10.5281/zenodo.19590816

Fixes 3,480 mislabeled institution rows (0.38%) from the ROR fuzzy matcher accepting weak 'chosen=True' matches. 2,487 University of California rows were remapped to the correct campus; 7 false-positive clusters (California Coast University, Dordt, Measurement Incorporated, Wilderness Inquiry, Hudson Simulation Service, Kamehameha Schools, Bikur Cholim) were cleared. The enrichment pipeline now applies three guards: ROR_MIN_SCORE = 0.9, a hard blacklist of the 7 known-bad ror_ids, and a token-overlap check below ROR_TRUST_SCORE = 0.95. Row count unchanged; only ror_id / ror_name / ror_country / ror_state / ror_city / org_type / latitude / longitude were modified on the 3,480 affected rows.

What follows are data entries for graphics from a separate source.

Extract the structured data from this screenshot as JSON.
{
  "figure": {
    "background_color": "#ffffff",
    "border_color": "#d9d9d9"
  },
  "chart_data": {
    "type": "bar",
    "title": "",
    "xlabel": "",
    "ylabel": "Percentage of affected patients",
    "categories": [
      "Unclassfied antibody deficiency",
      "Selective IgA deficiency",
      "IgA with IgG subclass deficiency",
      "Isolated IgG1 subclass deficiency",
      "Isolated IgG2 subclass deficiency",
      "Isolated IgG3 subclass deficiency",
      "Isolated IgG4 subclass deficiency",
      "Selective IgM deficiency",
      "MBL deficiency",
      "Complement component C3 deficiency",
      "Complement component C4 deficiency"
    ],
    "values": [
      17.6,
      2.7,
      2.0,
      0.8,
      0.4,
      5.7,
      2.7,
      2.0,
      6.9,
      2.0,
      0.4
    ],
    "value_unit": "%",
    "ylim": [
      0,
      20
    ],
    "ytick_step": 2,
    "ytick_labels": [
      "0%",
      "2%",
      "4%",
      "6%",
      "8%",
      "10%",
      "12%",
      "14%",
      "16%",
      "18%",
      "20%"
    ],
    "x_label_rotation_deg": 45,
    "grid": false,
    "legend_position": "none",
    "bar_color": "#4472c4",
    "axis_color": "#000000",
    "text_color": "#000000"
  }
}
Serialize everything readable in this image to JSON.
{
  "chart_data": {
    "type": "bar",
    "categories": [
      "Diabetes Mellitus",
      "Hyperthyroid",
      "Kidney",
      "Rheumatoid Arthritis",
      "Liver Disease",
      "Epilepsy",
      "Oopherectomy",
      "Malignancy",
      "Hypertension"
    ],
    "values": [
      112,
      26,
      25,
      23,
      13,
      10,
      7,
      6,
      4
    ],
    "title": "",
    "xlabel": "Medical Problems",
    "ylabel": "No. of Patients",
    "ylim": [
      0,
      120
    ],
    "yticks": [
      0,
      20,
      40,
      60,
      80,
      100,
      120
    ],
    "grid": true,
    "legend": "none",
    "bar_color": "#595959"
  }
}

v1.0.0 2026-04-10 · Initial release

10.5281/zenodo.19468383

First public release. 922,466 editorial positions across 15,175 journals from 48 publishers, covering 189 countries. Superseded — do not cite for analyses that use boards_count, publishers_count, is_multi_board, institution-level aggregates, or ORCID-based person identity.

Full change history: CHANGELOG.md. Each version above has its own DOI so that downstream citations can pin to a specific release for reproducibility.